3. LifecycleCallbackRegistry - the check for parameter array length is not taking into account the rule about listener methods - they must have one and only one parameter: http://cayenne.apache.org/docs/3.1/cayenne-guide/lifecycle-events.html#callback-non-persistent  In fact Cayenne will throw an exception downstream if this is not the case (see CallbackOnListener.verifyMethod)
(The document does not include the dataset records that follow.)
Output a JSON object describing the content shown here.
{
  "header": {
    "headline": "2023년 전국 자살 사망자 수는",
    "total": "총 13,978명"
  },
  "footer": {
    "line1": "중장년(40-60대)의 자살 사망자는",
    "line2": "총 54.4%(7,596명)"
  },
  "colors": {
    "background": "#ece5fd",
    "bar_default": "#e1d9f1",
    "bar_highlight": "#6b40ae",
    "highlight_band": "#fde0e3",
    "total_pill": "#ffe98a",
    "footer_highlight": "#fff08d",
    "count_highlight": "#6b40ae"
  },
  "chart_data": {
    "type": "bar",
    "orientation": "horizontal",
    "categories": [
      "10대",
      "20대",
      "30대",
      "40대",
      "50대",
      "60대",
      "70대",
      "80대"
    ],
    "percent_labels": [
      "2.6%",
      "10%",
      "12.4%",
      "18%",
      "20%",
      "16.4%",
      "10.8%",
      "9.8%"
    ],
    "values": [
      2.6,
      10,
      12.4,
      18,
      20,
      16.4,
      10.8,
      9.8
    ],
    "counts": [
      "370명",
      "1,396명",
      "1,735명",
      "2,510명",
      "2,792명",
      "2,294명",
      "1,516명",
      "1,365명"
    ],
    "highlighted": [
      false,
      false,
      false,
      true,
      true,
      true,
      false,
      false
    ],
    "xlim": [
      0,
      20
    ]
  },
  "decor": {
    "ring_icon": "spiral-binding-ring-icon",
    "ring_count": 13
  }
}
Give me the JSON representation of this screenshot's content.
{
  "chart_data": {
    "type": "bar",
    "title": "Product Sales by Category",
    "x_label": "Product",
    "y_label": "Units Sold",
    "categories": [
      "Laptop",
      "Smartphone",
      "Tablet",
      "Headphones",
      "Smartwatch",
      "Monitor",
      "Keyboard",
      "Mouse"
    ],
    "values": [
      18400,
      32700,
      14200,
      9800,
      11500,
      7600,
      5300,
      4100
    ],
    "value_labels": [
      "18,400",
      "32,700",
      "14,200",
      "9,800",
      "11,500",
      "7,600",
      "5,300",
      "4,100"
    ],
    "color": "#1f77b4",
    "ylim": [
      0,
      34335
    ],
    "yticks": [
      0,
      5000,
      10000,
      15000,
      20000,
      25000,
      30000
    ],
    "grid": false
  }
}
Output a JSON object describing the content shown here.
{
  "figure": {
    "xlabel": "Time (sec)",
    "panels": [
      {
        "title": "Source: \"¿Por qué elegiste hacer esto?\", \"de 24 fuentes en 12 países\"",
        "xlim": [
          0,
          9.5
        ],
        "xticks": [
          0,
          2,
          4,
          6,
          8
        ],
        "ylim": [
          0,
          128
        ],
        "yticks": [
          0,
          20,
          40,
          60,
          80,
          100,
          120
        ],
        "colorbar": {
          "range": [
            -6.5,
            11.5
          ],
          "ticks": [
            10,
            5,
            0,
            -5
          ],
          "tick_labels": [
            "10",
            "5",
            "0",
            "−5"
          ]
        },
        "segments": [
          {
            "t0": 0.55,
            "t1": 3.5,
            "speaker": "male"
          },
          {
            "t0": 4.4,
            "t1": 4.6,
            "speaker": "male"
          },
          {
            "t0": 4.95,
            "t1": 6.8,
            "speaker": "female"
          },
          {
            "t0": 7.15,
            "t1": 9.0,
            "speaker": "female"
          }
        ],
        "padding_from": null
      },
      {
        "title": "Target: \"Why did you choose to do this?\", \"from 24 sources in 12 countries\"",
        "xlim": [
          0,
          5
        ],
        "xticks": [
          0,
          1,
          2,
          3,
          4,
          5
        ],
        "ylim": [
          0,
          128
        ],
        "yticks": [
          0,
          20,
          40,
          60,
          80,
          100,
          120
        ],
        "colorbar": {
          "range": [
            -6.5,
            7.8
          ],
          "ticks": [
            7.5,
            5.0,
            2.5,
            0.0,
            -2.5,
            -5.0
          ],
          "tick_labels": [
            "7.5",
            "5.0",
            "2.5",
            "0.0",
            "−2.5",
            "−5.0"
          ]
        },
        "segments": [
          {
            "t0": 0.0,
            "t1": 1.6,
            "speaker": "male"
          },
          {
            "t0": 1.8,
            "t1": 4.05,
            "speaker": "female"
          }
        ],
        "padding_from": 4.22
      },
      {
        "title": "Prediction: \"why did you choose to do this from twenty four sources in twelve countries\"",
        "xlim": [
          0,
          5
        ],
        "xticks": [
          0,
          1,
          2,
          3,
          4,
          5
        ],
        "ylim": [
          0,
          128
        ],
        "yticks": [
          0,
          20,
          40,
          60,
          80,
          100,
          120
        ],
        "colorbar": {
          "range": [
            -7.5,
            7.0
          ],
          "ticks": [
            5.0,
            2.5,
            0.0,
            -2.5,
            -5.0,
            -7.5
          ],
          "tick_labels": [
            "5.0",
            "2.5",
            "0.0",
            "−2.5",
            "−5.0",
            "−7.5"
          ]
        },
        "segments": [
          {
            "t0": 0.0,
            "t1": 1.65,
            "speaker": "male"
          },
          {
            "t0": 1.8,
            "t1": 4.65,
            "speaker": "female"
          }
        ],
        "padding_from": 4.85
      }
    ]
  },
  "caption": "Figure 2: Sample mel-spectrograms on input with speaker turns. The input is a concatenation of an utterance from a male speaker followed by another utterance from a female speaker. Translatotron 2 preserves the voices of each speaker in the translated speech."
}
So need to discuss this further.

> Easier mapping of default listener methods
> ------------------------------------------
>
>                 Key: CAY-1872
>                 URL: https://issues.apache.org/jira/browse/CAY-1872
>             Project: Cayenne
>          Issue Type: Improvement
>            Reporter: Andrus Adamchik
>            Assignee: Andrus Adamchik
>         Attachments: cay1872.patch, cay1872_test.patch, cay1872v2.patch, cay1872v2_test.patch
>
>
> IIRC a listener method like this doesn't match anything (the actual annotation can be any lifecycle annotation.. the important part is absent entity filter) :
> @PrePersist
> public void doSomething(T x) { }
> We should actually match that based on the "T" type instead. So if T is an Object or DataObject, it should match every entity in the model, if T is a specific entity class, it should match that specific class. So more generally it should match entities that are of type T or any subtype of T
> Performance is a consideration... T can be a class or an interface. I can see how we can make this efficient with T being a class. With T being an interface other than DataObject or Persistent, we'll need to analyze all persistent classes in the Model, which can affect performance. I guess we can make a partial implementation initially supporting T as a class and DataObject / Persistent interfaces, and then see how bad is a class hierarchy scan with an arbitrary interface.